Rescapée de la Shoah, la sénatrice à vie italienne Liliana Segre 89 ans fait aujourd’hui la une des journaux car mise sous protection policière après qu’elle a reçu une avalanche de menaces ces dernières semaines. Nous revenons sur son histoire extraordinaire.
Une enfance heureuse
Née à Milan le 10 septembre 1930, Liliana Segre est la fille Alberto Segre et Lucia Foligno cette dernière meurt alors que Liliana n’a même pas un an. Elle vit avec son père et ses grands-parents elle raconte d’avoir eu une vie heureuse jusqu’à ses huit ans lorsqu’elle est victime des lois raciales fascistes qui l’obligent à quitter l’école primaire en septembre 1938. Elle apprend alors qu’elle est juive et que ce n’est pas bien vu.
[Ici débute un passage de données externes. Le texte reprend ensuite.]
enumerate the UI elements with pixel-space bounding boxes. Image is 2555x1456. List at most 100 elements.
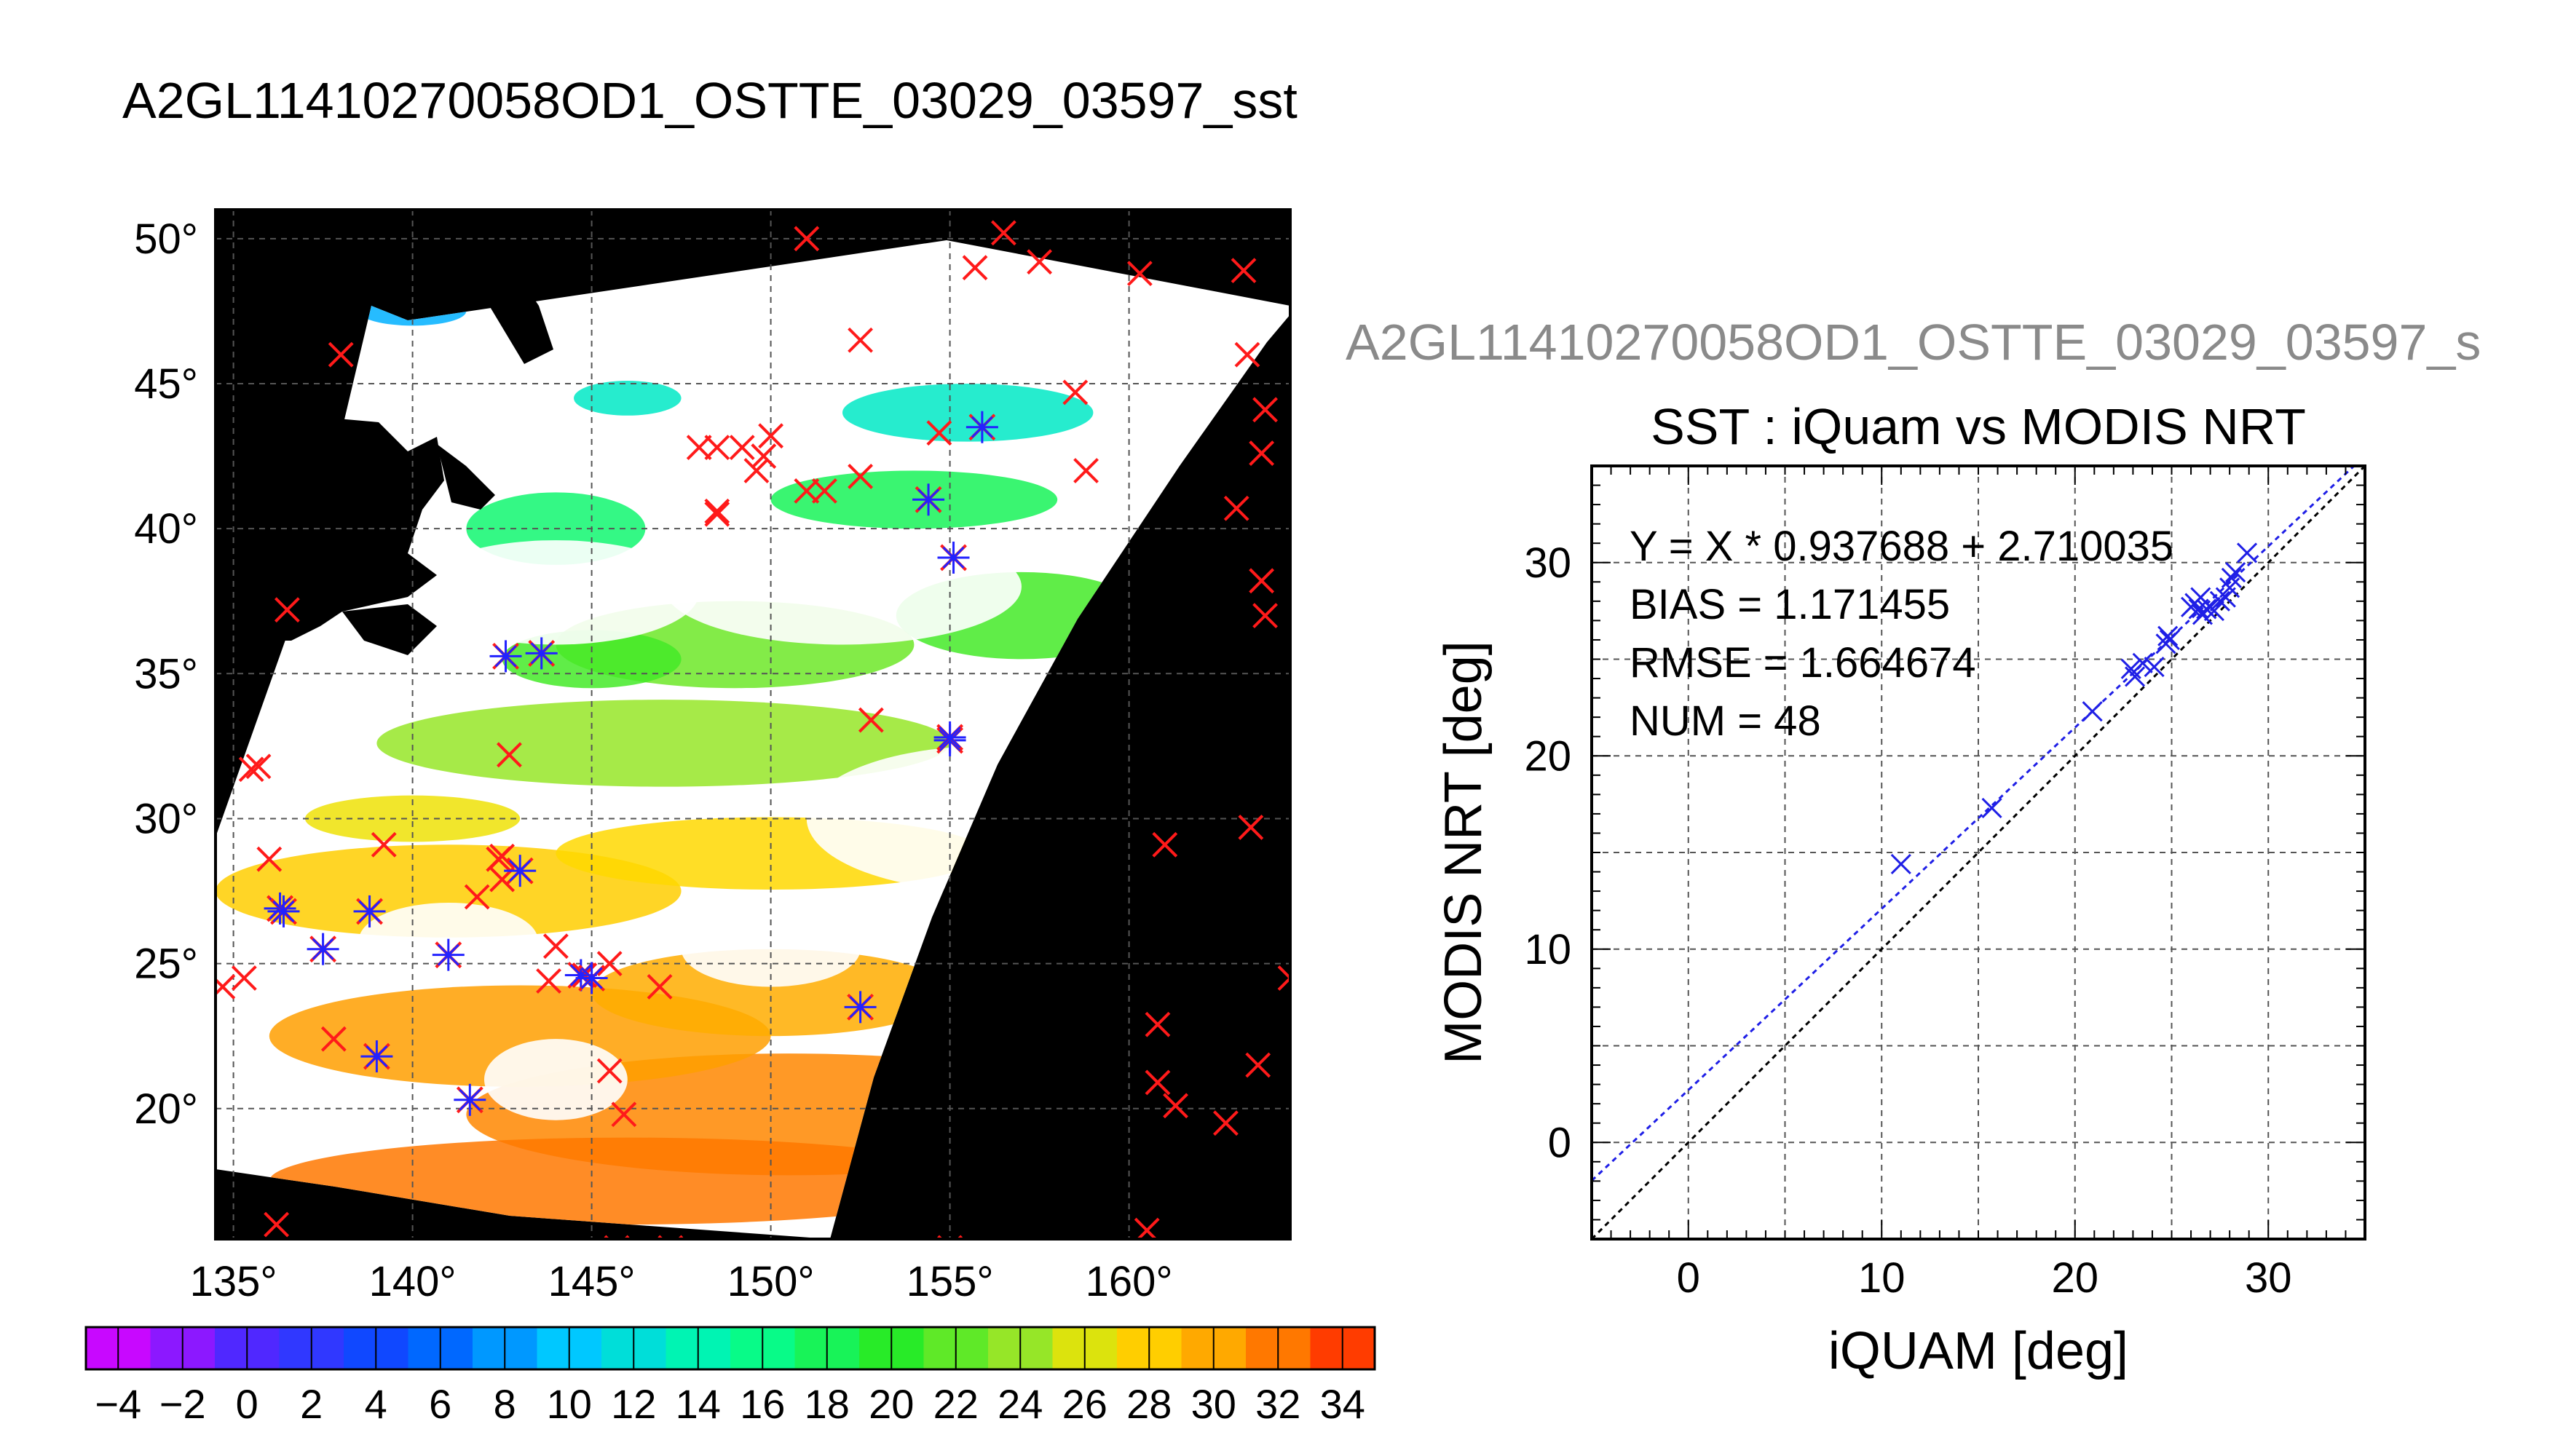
matchup-marker <box>844 991 877 1024</box>
iquam-marker <box>794 478 820 504</box>
lat-tick-label: 30° <box>134 795 198 842</box>
matchup-marker <box>912 483 945 516</box>
matchup-marker <box>504 855 537 887</box>
colorbar-tick-label: 6 <box>429 1381 451 1427</box>
scatter-point <box>2159 629 2180 651</box>
colorbar-tick-label: 8 <box>494 1381 516 1427</box>
map-gridlines <box>216 210 1290 1239</box>
y-axis-label: MODIS NRT [deg] <box>1434 641 1493 1064</box>
colorbar-tick-label: −4 <box>95 1381 141 1427</box>
colorbar-tick-labels: −4 −2 0 2 4 6 8 10 12 14 16 18 20 22 24 26 28 30 32 34 <box>95 1381 1365 1427</box>
iquam-marker <box>1062 379 1089 405</box>
iquam-marker <box>1145 1069 1171 1096</box>
colorbar-tick-label: 14 <box>676 1381 721 1427</box>
iquam-marker <box>1234 341 1260 368</box>
lat-tick-label: 25° <box>134 941 198 988</box>
colorbar-tick-label: 16 <box>740 1381 785 1427</box>
iquam-marker <box>704 501 730 527</box>
matchup-marker <box>489 640 522 673</box>
iquam-marker <box>1027 249 1053 275</box>
lon-tick-label: 155° <box>907 1258 994 1305</box>
matchup-marker <box>454 1083 486 1116</box>
iquam-marker <box>497 742 522 768</box>
sst-colorbar <box>84 1326 1376 1371</box>
stats-annotation: Y = X * 0.937688 + 2.710035 <box>1630 523 2173 570</box>
colorbar-tick-label: 12 <box>611 1381 656 1427</box>
iquam-marker <box>1073 458 1099 483</box>
x-tick-label: 10 <box>1858 1254 1906 1302</box>
colorbar-tick-label: 20 <box>869 1381 914 1427</box>
colorbar-tick-label: 24 <box>998 1381 1043 1427</box>
lon-tick-label: 145° <box>548 1258 636 1305</box>
iquam-marker <box>686 435 712 461</box>
lon-tick-label: 150° <box>727 1258 815 1305</box>
x-tick-label: 30 <box>2245 1254 2292 1302</box>
scatter-point <box>2157 625 2179 646</box>
lat-tick-label: 35° <box>134 650 198 697</box>
colorbar-tick-label: −2 <box>159 1381 206 1427</box>
colorbar-tick-label: 28 <box>1126 1381 1172 1427</box>
iquam-marker <box>1277 965 1290 991</box>
matchup-marker <box>933 721 966 753</box>
iquam-marker <box>751 443 777 469</box>
iquam-marker <box>542 933 569 960</box>
iquam-marker <box>1252 603 1278 629</box>
scatter-y-tick-labels: 0 10 20 30 <box>1524 539 1571 1167</box>
map-frame <box>214 208 1292 1241</box>
iquam-marker <box>596 1058 623 1084</box>
sst-patch <box>269 1137 986 1225</box>
iquam-marker <box>704 435 730 461</box>
scatter-gridlines <box>1592 466 2365 1239</box>
iquam-marker <box>811 478 837 504</box>
matchup-marker <box>432 938 465 971</box>
scatter-point <box>2132 652 2153 673</box>
iquam-marker <box>486 846 512 872</box>
iquam-marker <box>729 435 755 461</box>
x-tick-label: 0 <box>1677 1254 1700 1302</box>
iquam-marker <box>794 226 820 252</box>
iquam-marker <box>1252 397 1278 423</box>
colorbar-tick-label: 26 <box>1062 1381 1107 1427</box>
scatter-point <box>2082 701 2103 722</box>
lat-tick-label: 45° <box>134 360 198 408</box>
y-tick-label: 30 <box>1524 539 1571 587</box>
colorbar-tick-label: 2 <box>300 1381 323 1427</box>
iquam-marker <box>743 458 770 483</box>
colorbar-tick-label: 0 <box>236 1381 258 1427</box>
plot-frame <box>1590 464 2366 1241</box>
y-tick-label: 10 <box>1524 926 1571 973</box>
iquam-marker <box>1163 1093 1188 1119</box>
iquam-marker <box>371 831 397 858</box>
iquam-marker <box>990 220 1016 246</box>
iquam-marker <box>274 597 300 623</box>
colorbar-tick-label: 34 <box>1320 1381 1365 1427</box>
iquam-marker <box>1231 258 1257 284</box>
scatter-x-tick-labels: 0 10 20 30 <box>1677 1254 2292 1302</box>
stats-annotations: Y = X * 0.937688 + 2.710035 BIAS = 1.1714… <box>1630 523 2173 745</box>
cloud-gap <box>681 911 861 987</box>
lon-tick-label: 160° <box>1086 1258 1173 1305</box>
scatter-point <box>2124 666 2146 687</box>
iquam-marker <box>1249 568 1275 594</box>
iquam-marker <box>536 968 561 994</box>
stats-annotation: NUM = 48 <box>1630 697 1821 745</box>
lat-tick-label: 20° <box>134 1085 198 1133</box>
iquam-marker <box>926 420 952 446</box>
y-tick-label: 0 <box>1548 1119 1571 1166</box>
iquam-marker <box>1249 440 1275 466</box>
lat-tick-label: 50° <box>134 215 198 263</box>
iquam-marker <box>256 846 283 872</box>
iquam-marker <box>1245 1052 1271 1078</box>
iquam-marker <box>848 464 874 489</box>
matchup-marker <box>353 895 386 927</box>
map-lat-tick-labels: 20° 25° 30° 35° 40° 45° 50° <box>134 215 198 1133</box>
iquam-marker <box>758 423 784 449</box>
iquam-marker <box>611 1101 637 1128</box>
lat-tick-label: 40° <box>134 505 198 553</box>
scatter-points <box>1890 542 2258 874</box>
scatter-point <box>2203 601 2224 622</box>
iquam-marker <box>1238 814 1264 840</box>
iquam-marker <box>596 951 623 977</box>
Le 7 décembre 1943, alors que l’Allemagne nazie contrôle le nord de l’Italie, Liliana, son père et deux de ses cousins fuient en Suisse. Ils se feront cependant arrêter le lendemain matin dans le canton du Tessin et seront renvoyés en Italie où ils seront ensuite arrêtés. Le 30 janvier 1944, elle est déportée avec son père en Allemagne, à partir de la Gare de Milan-Centrale au camp de concentration de Birkenau-Auschwitz son père y mourra en avril 1944. Ses grand-parents furent également arrêtés malgré qu’ils ne se soient pas enfuis, ils seront également déportés à Auschwitz et sont tués le jour de leur arrivée dans le camp.

75190 c’est le numéro qui lui sera tatoué sur l’avant-bras.
C’est en janvier 1945 que les choses commencent à bouger, après avoir évacué le camp de concentration d’Auschwitz pour échapper à l’avancée de l’Armée rouge, les Nazis transférèrent 56 000 prisonniers à pied à travers la Pologne vers le nord, parmi ses prisonniers il y avait Liliana Segre. Elle doit alors affronter une des marches de la mort pour arriver au camp de femmes de Ravensbrück puis à celui de Malchow, dans le nord de l’Allemagne, elle y reste jusqu’à sa libération le 1er mai 1945 cependant elle ne rejoindra Milan qu’en août 1945.
Du silence au sénat à vie
Il faudra attendre 45 ans avant d’avoir un premier témoignage de la part de Liliana Segre sur ses années passées à Auschwitz, c’est en effet à partir de 1990 que Liliana participe à des rencontres avec les élèves des écoles milanaises, témoignant de son expérience d’ancienne déportée et elle ne s’arrêtera plus, elle portera son témoignage partout avec comme objectif de diffuser des valeurs de tolérance, d’antiracisme (elle se battra surtout pour la communauté rom italienne souvent cible de l’extreme droite italienne).
Le 19 janvier 2018, le président de la République italienne Sergio Mattarella, la nomme sénatrice à vie conformément à l’article 59 de la Constitution italienne pour rendre hommage à son histoire mais surtout pour son travail contre le racisme durant toute ses années. Cette reconnaissance est cependant amère car de nombreuses menaces commencent à arriver peu après et une enquête est ouverte par le pôle antiterroriste, les militants d’extreme droite toujours fortement présent dans la politique italienne sont généralement à la base du discours haineux contre Liliana Segre. En 2019 Liliana Segre propose au Sénat la création d’une commission pour lutter contre les phénomènes de racisme, d’antisémitisme et d’incitation à la haine et à la violence sur des bases ethniques et religieuses, cette initiative est adoptée par 151 voix pour et 98 abstentions (les abstentions sont de la droite et de l’extrême droite).
Aujourd’hui Liliane Segre continue de témoigner sa vérité et travailler contre toute discrimination mais elle est encore sous protection policière due au grand nombre de menaces à son encontre.